October 23, 2015 | Monograph

Tunisian Jihadism After the Sousse Massacre

Combating Terrorism Center at West Point

Co-authored by Bridget Moreng 

Download the full report here.

Tunisia’s counterterrorism authorities have faced a growing domestic threat since the January 2011 fall of President Zine el Abedine Ben Ali, the gravity of which was underscored by the gruesome March 2015 attack on Tunis’s Bardo museum. The country received another shock on June 26, 2015, when a gunman massacred 38 tourists on the beach at the popular destination Port el Kantaoui. About five miles from Sousse, Port el Kantaoui was built in 1979 for the explicit purpose of attracting and hosting tourists. Spectacular attacks on Tunisia’s tourism industry, which sits at the heart of the country’s economy, pose an existential threat to the state. And the Sousse massacre, perpetrated by a jihadi affiliated with the Islamic State, may signal escalating competition in Tunisia between the Islamic State and al-Qa`ida.

Several factors contributed to the growth in Tunisian jihadism after Ben Ali’s fall. One factor was the release of militants imprisoned by the old regime. Abu Iyad al-Tunisi (born Saifallah Ben Hassine), the emir of Ansar al-Sharia in Tunisia (AST), was one of the key figures released early after the revolution. He had been arrested in Turkey in 2003 and extradited to Tunisia, where Ben Ali’s regime sentenced him to 43 years of imprisonment. According to Hassan Ben Brik, who headed AST’s dawa (evangelism) committee, the founding members of AST had “experiences abroad” prior to their return to Tunisia, meaning that they were involved in transnational jihadism. This group of founders was imprisoned after returning to Tunisia. “We got to know each other in prison, and we began our work from there,” said Ben Brik. AST became the first jihadist organization with a national reach to operate openly in Tunisia after the revolution.

A second factor in the growth of Tunisian jihadism was the permissive environment that initially existed after the revolution, when jihadis were able to conduct dawa openly. AST was a major player in such activities. As an unannounced al-Qa`ida affiliate, it seems the major reason AST disguised its organizational ties to al-Qa`ida was to allow it to operate openly.

A third factor that allowed jihadism to flourish was that toppling Ben Ali did not resolve the country’s deep social problems. Youth unemployment and lack of opportunity were particularly acute,[4]providing fertile ground for extremism, which often flourishes when problems loom large and society seems unresponsive. It is no coincidence that the bulk of AST’s dawa efforts focused on areas that were underserviced by the Tunisian state—both geographic areas on the country’s periphery and also poorer urban areas away from city centers.

Although salafi jihadis were able to operate openly during these early years, they frequently engaged in violence as well.
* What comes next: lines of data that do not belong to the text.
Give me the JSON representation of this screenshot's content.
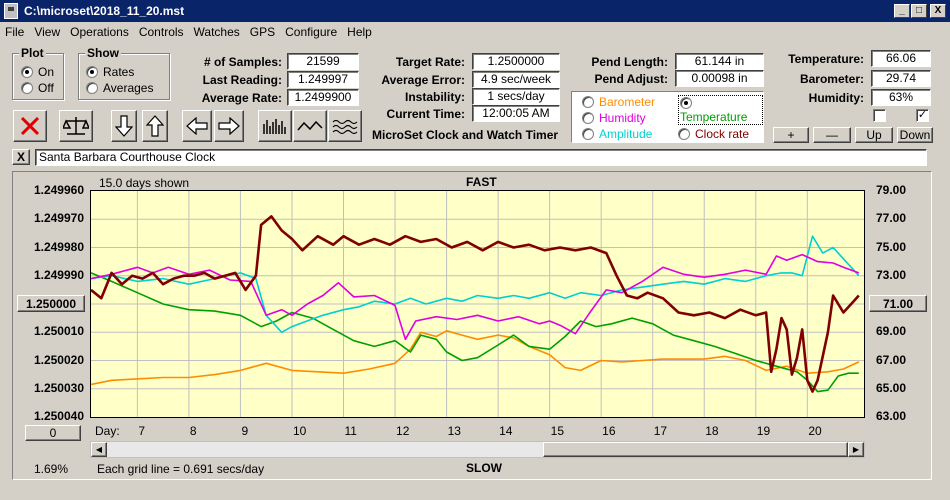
{
  "window": {
    "title": "C:\\microset\\2018_11_20.mst",
    "minimize": "_",
    "maximize": "□",
    "close": "X"
  },
  "menu": [
    "File",
    "View",
    "Operations",
    "Controls",
    "Watches",
    "GPS",
    "Configure",
    "Help"
  ],
  "plot_group": {
    "title": "Plot",
    "options": [
      {
        "label": "On",
        "selected": true
      },
      {
        "label": "Off",
        "selected": false
      }
    ]
  },
  "show_group": {
    "title": "Show",
    "options": [
      {
        "label": "Rates",
        "selected": true
      },
      {
        "label": "Averages",
        "selected": false
      }
    ]
  },
  "stats": {
    "samples_label": "# of Samples:",
    "samples_value": "21599",
    "last_reading_label": "Last Reading:",
    "last_reading_value": "1.249997",
    "avg_rate_label": "Average Rate:",
    "avg_rate_value": "1.2499900",
    "target_rate_label": "Target Rate:",
    "target_rate_value": "1.2500000",
    "avg_error_label": "Average Error:",
    "avg_error_value": "4.9 sec/week",
    "instability_label": "Instability:",
    "instability_value": "1 secs/day",
    "current_time_label": "Current Time:",
    "current_time_value": "12:00:05 AM",
    "pend_length_label": "Pend Length:",
    "pend_length_value": "61.144 in",
    "pend_adjust_label": "Pend Adjust:",
    "pend_adjust_value": "0.00098 in",
    "temperature_label": "Temperature:",
    "temperature_value": "66.06",
    "barometer_label": "Barometer:",
    "barometer_value": "29.74",
    "humidity_label": "Humidity:",
    "humidity_value": "63%"
  },
  "app_caption": "MicroSet Clock and Watch Timer",
  "series_selector": [
    {
      "label": "Barometer",
      "color": "#ff8c00",
      "selected": false
    },
    {
      "label": "Temperature",
      "color": "#00a000",
      "selected": true
    },
    {
      "label": "Humidity",
      "color": "#e000e0",
      "selected": false
    },
    {
      "label": "Amplitude",
      "color": "#00d0d0",
      "selected": false
    },
    {
      "label": "Clock rate",
      "color": "#800000",
      "selected": false
    }
  ],
  "right_buttons": {
    "plus": "+",
    "minus": "—",
    "up": "Up",
    "down": "Down"
  },
  "checkboxes": [
    {
      "checked": false
    },
    {
      "checked": true
    }
  ],
  "note_x": "X",
  "note_text": "Santa Barbara Courthouse Clock",
  "chart_data": {
    "type": "line",
    "top_label": "15.0 days shown",
    "fast_label": "FAST",
    "slow_label": "SLOW",
    "grid_note": "Each grid line = 0.691 secs/day",
    "left_axis": {
      "ticks": [
        "1.249960",
        "1.249970",
        "1.249980",
        "1.249990",
        "1.250000",
        "1.250010",
        "1.250020",
        "1.250030",
        "1.250040"
      ],
      "range": [
        1.24996,
        1.25004
      ],
      "inverted": true,
      "highlight_tick": "1.250000"
    },
    "right_axis": {
      "ticks": [
        "79.00",
        "77.00",
        "75.00",
        "73.00",
        "71.00",
        "69.00",
        "67.00",
        "65.00",
        "63.00"
      ],
      "range": [
        63,
        79
      ],
      "highlight_tick": "71.00"
    },
    "x_axis": {
      "prefix": "Day:",
      "ticks": [
        7,
        8,
        9,
        10,
        11,
        12,
        13,
        14,
        15,
        16,
        17,
        18,
        19,
        20
      ],
      "range": [
        6.1,
        21.1
      ]
    },
    "left_bottom_button": "0",
    "percent_label": "1.69%",
    "series": [
      {
        "name": "Clock rate",
        "color": "#800000",
        "x": [
          6.1,
          6.3,
          6.5,
          6.7,
          6.9,
          7.1,
          7.3,
          7.5,
          7.7,
          7.9,
          8.1,
          8.3,
          8.5,
          8.7,
          8.9,
          9.1,
          9.3,
          9.4,
          9.6,
          9.8,
          10.0,
          10.2,
          10.5,
          10.8,
          11.0,
          11.3,
          11.6,
          11.9,
          12.2,
          12.5,
          12.8,
          13.1,
          13.4,
          13.7,
          14.0,
          14.3,
          14.6,
          14.9,
          15.2,
          15.5,
          15.8,
          16.1,
          16.3,
          16.5,
          16.7,
          16.9,
          17.2,
          17.5,
          17.8,
          18.1,
          18.4,
          18.7,
          19.0,
          19.2,
          19.3,
          19.4,
          19.5,
          19.6,
          19.7,
          19.8,
          19.9,
          20.0,
          20.1,
          20.2,
          20.4,
          20.5,
          20.7,
          20.9,
          21.0
        ],
        "values": [
          1.249995,
          1.249998,
          1.249989,
          1.249993,
          1.24999,
          1.249991,
          1.249989,
          1.249993,
          1.249991,
          1.24999,
          1.24999,
          1.249989,
          1.249991,
          1.24999,
          1.249989,
          1.249995,
          1.24999,
          1.249972,
          1.249969,
          1.249974,
          1.249977,
          1.249981,
          1.249976,
          1.249979,
          1.249976,
          1.249979,
          1.249977,
          1.249979,
          1.249976,
          1.249978,
          1.249977,
          1.24998,
          1.249978,
          1.249981,
          1.249978,
          1.24998,
          1.249979,
          1.249981,
          1.24998,
          1.249981,
          1.24998,
          1.249982,
          1.24999,
          1.249997,
          1.249998,
          1.249996,
          1.249998,
          1.250003,
          1.250004,
          1.250003,
          1.250005,
          1.250002,
          1.250004,
          1.250003,
          1.250024,
          1.250016,
          1.250005,
          1.250009,
          1.250025,
          1.250019,
          1.250009,
          1.250027,
          1.250031,
          1.250027,
          1.25001,
          1.249997,
          1.250003,
          1.249999,
          1.249997
        ]
      },
      {
        "name": "Amplitude",
        "color": "#00d0d0",
        "x": [
          6.1,
          6.5,
          7.0,
          7.5,
          8.0,
          8.5,
          9.0,
          9.3,
          9.5,
          9.8,
          10.0,
          10.3,
          10.6,
          11.0,
          11.3,
          11.6,
          12.0,
          12.3,
          12.6,
          13.0,
          13.3,
          13.6,
          14.0,
          14.3,
          14.6,
          15.0,
          15.3,
          15.6,
          16.0,
          16.4,
          16.8,
          17.2,
          17.6,
          18.0,
          18.4,
          18.8,
          19.2,
          19.5,
          19.7,
          19.9,
          20.1,
          20.3,
          20.5,
          20.7,
          20.9,
          21.0
        ],
        "values": [
          1.249991,
          1.24999,
          1.249992,
          1.249991,
          1.249993,
          1.249991,
          1.249989,
          1.249991,
          1.250004,
          1.25001,
          1.250008,
          1.250006,
          1.250004,
          1.250002,
          1.250001,
          1.249999,
          1.25,
          1.249998,
          1.25,
          1.249998,
          1.249999,
          1.249997,
          1.249998,
          1.249997,
          1.249998,
          1.249996,
          1.249998,
          1.249996,
          1.249997,
          1.249995,
          1.249994,
          1.249993,
          1.249992,
          1.249993,
          1.249991,
          1.249992,
          1.24999,
          1.249989,
          1.249989,
          1.24999,
          1.249976,
          1.249982,
          1.24998,
          1.249984,
          1.249988,
          1.24999
        ]
      },
      {
        "name": "Humidity",
        "color": "#e000e0",
        "x": [
          6.1,
          6.5,
          7.0,
          7.3,
          7.6,
          8.0,
          8.4,
          8.8,
          9.2,
          9.5,
          9.8,
          10.0,
          10.3,
          10.6,
          10.9,
          11.2,
          11.6,
          12.0,
          12.2,
          12.4,
          12.8,
          13.2,
          13.6,
          14.0,
          14.4,
          14.8,
          15.0,
          15.2,
          15.5,
          15.8,
          16.1,
          16.4,
          16.8,
          17.2,
          17.6,
          18.0,
          18.4,
          18.8,
          19.2,
          19.4,
          19.6,
          19.9,
          20.2,
          20.5,
          20.7,
          21.0
        ],
        "values": [
          72.8,
          73.1,
          73.6,
          73.2,
          73.6,
          73.1,
          73.4,
          72.7,
          72.6,
          70.2,
          70.6,
          70.2,
          71.0,
          71.6,
          72.5,
          71.5,
          71.6,
          70.9,
          68.5,
          69.8,
          70.1,
          69.9,
          70.2,
          69.8,
          70.1,
          69.6,
          69.8,
          69.5,
          68.9,
          70.5,
          72.0,
          71.8,
          72.6,
          73.6,
          73.1,
          72.9,
          73.1,
          73.4,
          73.1,
          74.4,
          74.1,
          74.5,
          74.0,
          73.9,
          73.6,
          73.2
        ]
      },
      {
        "name": "Temperature",
        "color": "#00a000",
        "x": [
          6.1,
          6.5,
          7.0,
          7.5,
          8.0,
          8.5,
          9.0,
          9.4,
          9.7,
          10.0,
          10.4,
          10.8,
          11.2,
          11.6,
          12.0,
          12.3,
          12.5,
          12.8,
          13.0,
          13.3,
          13.6,
          14.0,
          14.3,
          14.6,
          15.0,
          15.3,
          15.6,
          15.9,
          16.2,
          16.6,
          17.0,
          17.4,
          17.8,
          18.2,
          18.6,
          19.0,
          19.4,
          19.8,
          20.0,
          20.2,
          20.4,
          20.6,
          20.8,
          21.0
        ],
        "values": [
          73.2,
          72.6,
          71.8,
          71.0,
          70.6,
          70.5,
          70.2,
          69.4,
          69.8,
          70.4,
          70.0,
          69.2,
          68.4,
          68.0,
          68.4,
          67.6,
          68.8,
          68.5,
          67.6,
          67.0,
          67.2,
          68.1,
          68.8,
          68.0,
          67.8,
          68.7,
          69.8,
          69.4,
          69.6,
          70.0,
          69.6,
          68.8,
          68.4,
          68.0,
          67.5,
          67.0,
          66.6,
          66.2,
          65.6,
          64.8,
          64.9,
          65.9,
          66.1,
          66.1
        ]
      },
      {
        "name": "Barometer",
        "color": "#ff8c00",
        "x": [
          6.1,
          6.5,
          7.0,
          7.5,
          8.0,
          8.5,
          9.0,
          9.5,
          10.0,
          10.5,
          11.0,
          11.5,
          12.0,
          12.3,
          12.5,
          12.8,
          13.0,
          13.3,
          13.6,
          14.0,
          14.3,
          14.6,
          15.0,
          15.3,
          15.6,
          16.0,
          16.4,
          16.8,
          17.2,
          17.6,
          18.0,
          18.4,
          18.8,
          19.2,
          19.6,
          20.0,
          20.4,
          20.7,
          21.0
        ],
        "values": [
          65.3,
          65.6,
          65.7,
          65.8,
          65.8,
          66.0,
          66.3,
          66.8,
          66.3,
          66.2,
          66.1,
          66.4,
          66.8,
          67.8,
          69.0,
          68.7,
          69.1,
          68.8,
          68.5,
          68.8,
          68.6,
          68.0,
          67.4,
          66.5,
          66.3,
          67.0,
          66.9,
          67.0,
          67.1,
          67.1,
          67.1,
          67.3,
          67.0,
          66.3,
          66.6,
          66.1,
          66.2,
          66.4,
          66.9
        ]
      }
    ]
  }
}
The movement’s early attacks in 2011 and 2012 could largely be categorized as hisba (vigilante activities designed to enforce religious norms), rather than jihad-related violence.

The clearest inflection point for the growth in jihadist attacks against the state was December 2012, when militants shot and killed Anis Jelassi, an adjutant in the Tunisian National Guard, in the Kasserine governorate.This incident prompted Tunisian authorities to identify, for the first time, a militant group known as Katibat Uqba ibn Nafi (KUIN), which both Tunisian authorities and the group itself have described as a battalion of al-Qa`ida in the Islamic Maghreb (AQIM). Jelassi’s killing prompted intensified police operations in western Tunisia, particularly around Jebel el-Chaambi. These operations resulted in occasional firefights between Tunisian forces and militants running arms and other items across the border. There were several escalations in violence by militants in western Tunisia, including an intensifying use of improvised explosive devices against security forces.

Another escalation was the jihadist assassination of Tunisian politicians. On February, 2013, gunmen shot and killed secularist politician Chokri Belaïd outside his home in Tunis. For more than a year prior to his killing, Belaïd had been subjected to a campaign of surveillance and intimidation. Six months after Belaïd’s murder, on July 25, the secularist politician Mohammed Brahmi was gunned down in Tunis, while in a car outside his home. The gunmen reportedly fired 11 shots before fleeing on a motorbike. This second assassination occurred the same week that a jihadist ambush in Jebel el-Chaambi left “eight soldiers dead—five with slit throats.” These two bloody incidents, occurring so close together, represented a point of no return. Tunisia banned AST and launched a full-scale crackdown on domestic jihadist networks.

After the state’s decision, jihadist attacks were confined for some time mainly to the western part of Tunisia, near the border with Algeria. But by October 2013, their desire to kill tourists in urban centers was made clear. And by 2015, two major attacks on tourist targets had shocked the country and the world.